The shares and accompanying warrants are being offered by Annovis pursuant to an effective shelf registration statement on Form S-3 (No. 333-252625) previously filed with the Securities and Exchange Commission (SEC). A preliminary prospectus supplement and accompanying prospectus describing the terms of the offering has been filed with the SEC. A final prospectus supplement and accompanying prospectus describing the terms of the offering will be filed with the SEC. When available, copies of the prospectus supplement and the accompanying prospectus relating to this offering may be obtained from: Canaccord Genuity LLC, Attention: Syndication Department, 99 High Street, Suite 1200, Boston, Massachusetts 02110, or by email at prospectus@cgf.com. Electronic copies of the prospectus supplement and accompanying prospectus will also be available on the SEC’s website at http://www.sec.gov.

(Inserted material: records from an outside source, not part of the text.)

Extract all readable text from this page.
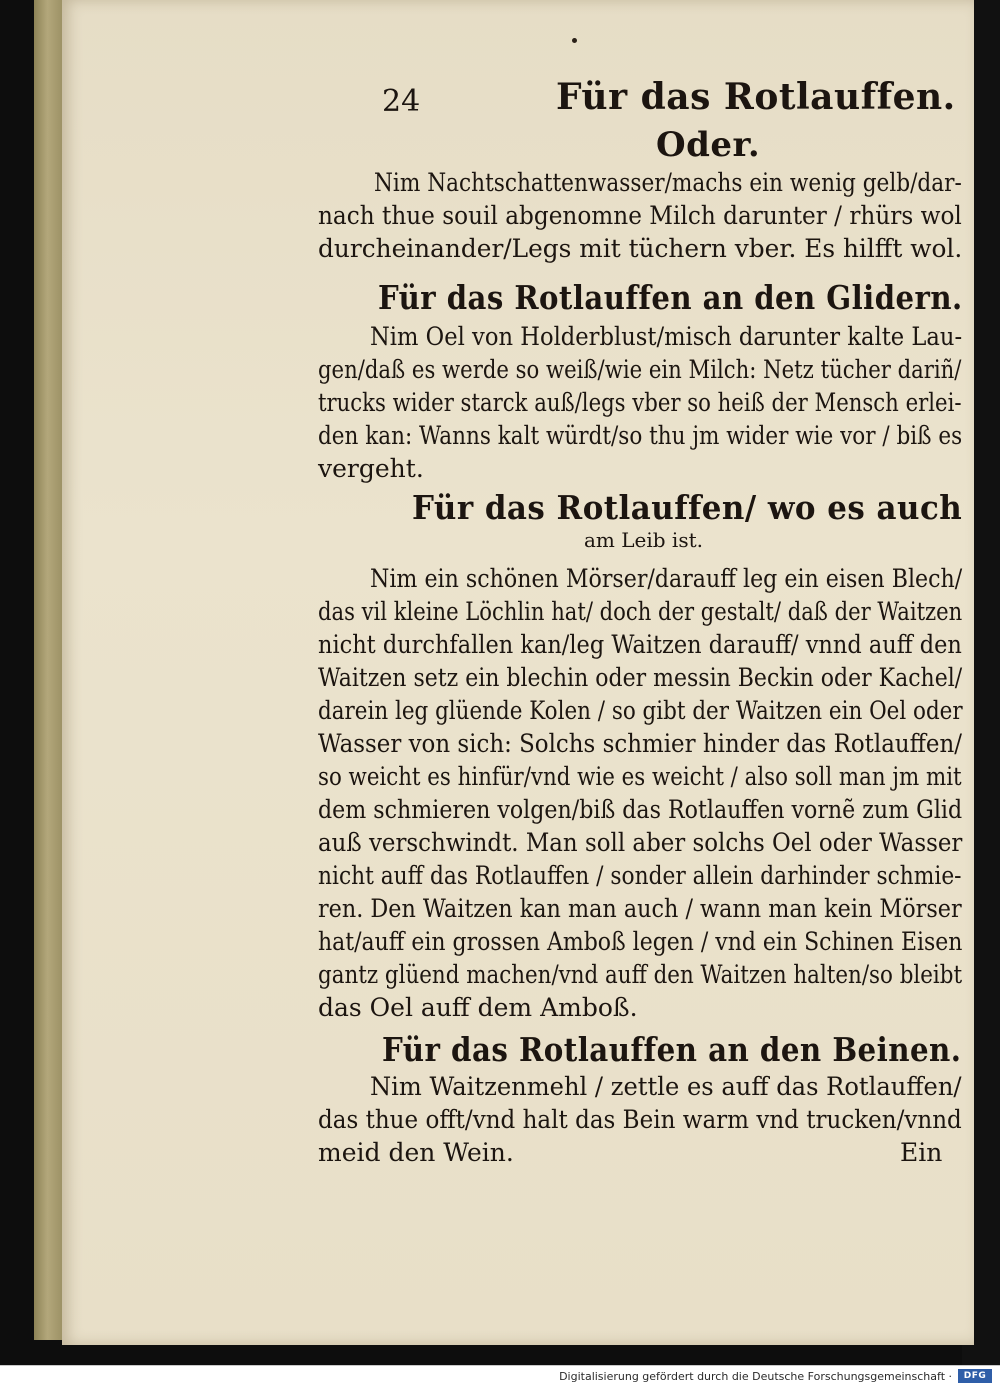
24	Für das Rotlauffen.
Oder.
Nim Nachtschattenwasser/machs ein wenig gelb/dar-
nach thue souil abgenomne Milch darunter / rhürs wol
durcheinander/Legs mit tüchern vber. Es hilfft wol.
Für das Rotlauffen an den Glidern.
Nim Oel von Holderblust/misch darunter kalte Lau-
gen/daß es werde so weiß/wie ein Milch: Netz tücher dariñ/
trucks wider starck auß/legs vber so heiß der Mensch erlei-
den kan: Wanns kalt würdt/so thu jm wider wie vor / biß es
vergeht.
Für das Rotlauffen/ wo es auch
am Leib ist.
Nim ein schönen Mörser/darauff leg ein eisen Blech/
das vil kleine Löchlin hat/ doch der gestalt/ daß der Waitzen
nicht durchfallen kan/leg Waitzen darauff/ vnnd auff den
Waitzen setz ein blechin oder messin Beckin oder Kachel/
darein leg glüende Kolen / so gibt der Waitzen ein Oel oder
Wasser von sich: Solchs schmier hinder das Rotlauffen/
so weicht es hinfür/vnd wie es weicht / also soll man jm mit
dem schmieren volgen/biß das Rotlauffen vornẽ zum Glid
auß verschwindt. Man soll aber solchs Oel oder Wasser
nicht auff das Rotlauffen / sonder allein darhinder schmie-
ren. Den Waitzen kan man auch / wann man kein Mörser
hat/auff ein grossen Amboß legen / vnd ein Schinen Eisen
gantz glüend machen/vnd auff den Waitzen halten/so bleibt
das Oel auff dem Amboß.
Für das Rotlauffen an den Beinen.
Nim Waitzenmehl / zettle es auff das Rotlauffen/
das thue offt/vnd halt das Bein warm vnd trucken/vnnd
meid den Wein.	Ein
Digitalisierung gefördert durch die Deutsche Forschungsgemeinschaft ·	DFG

This press release does not constitute an offer to sell or the solicitation of an offer to buy the securities, nor shall there be any sale of the securities in any state or other jurisdiction in which such offer, solicitation or sale would be unlawful prior to the registration or qualification under the securities laws of such state or other jurisdiction.
About Annovis Bio, Inc.
Headquartered in Berwyn, Pa., Annovis Bio, Inc. is a clinical-stage, drug platform company addressing neurodegeneration, such as Alzheimer’s Disease (AD), Parkinson’s Disease (PD), and other chronic neurodegenerative diseases. It is believed to be the only company developing a drug for both AD and PD designed to inhibit more than one neurotoxic protein to restore axonal and synaptic activity. By improving brain function, the company’s goal is to treat memory loss and dementia associated with AD as well as body and brain dysfunction associated with PD. For information about the company’s clinical trials and patents, visit annovisbio.com.
Forward-Looking Statements
This press release contains "forward-looking" statements within the meaning of Section 27A of the Securities Act of 1933, as amended, and Section 21E of the Securities Exchange Act of 1934, as amended. All statements other than statements of historical fact are statements that could be deemed forward-looking statements. The Company advises caution in reliance on forward-looking statements. Forward-looking statements include, without limitation, the Company's plans related to clinical trials. These statements involve known and unknown risks, uncertainties and other factors that may cause actual results to differ materially from those implied by forward-looking statements, including regarding patient enrollment, the effectiveness of Buntanetap and the timing, effectiveness, and anticipated results of the Company's clinical trials evaluating the efficacy, safety and tolerability of buntanetap. See also additional risk factors set forth in the Company's periodic filings with the SEC, including, but not limited to, those risks and uncertainties listed in the section entitled "Risk Factors," in the Company's Annual Report on Form 10-K and Quarterly Reports on Form 10-Q filed with the SEC. All forward-looking statements in this press release are based on information available to the Company as of the date of this filing. The Company expressly disclaims any obligation to update or alter its forward-looking statements, whether as a result of new information, future events or otherwise, except as required by applicable law.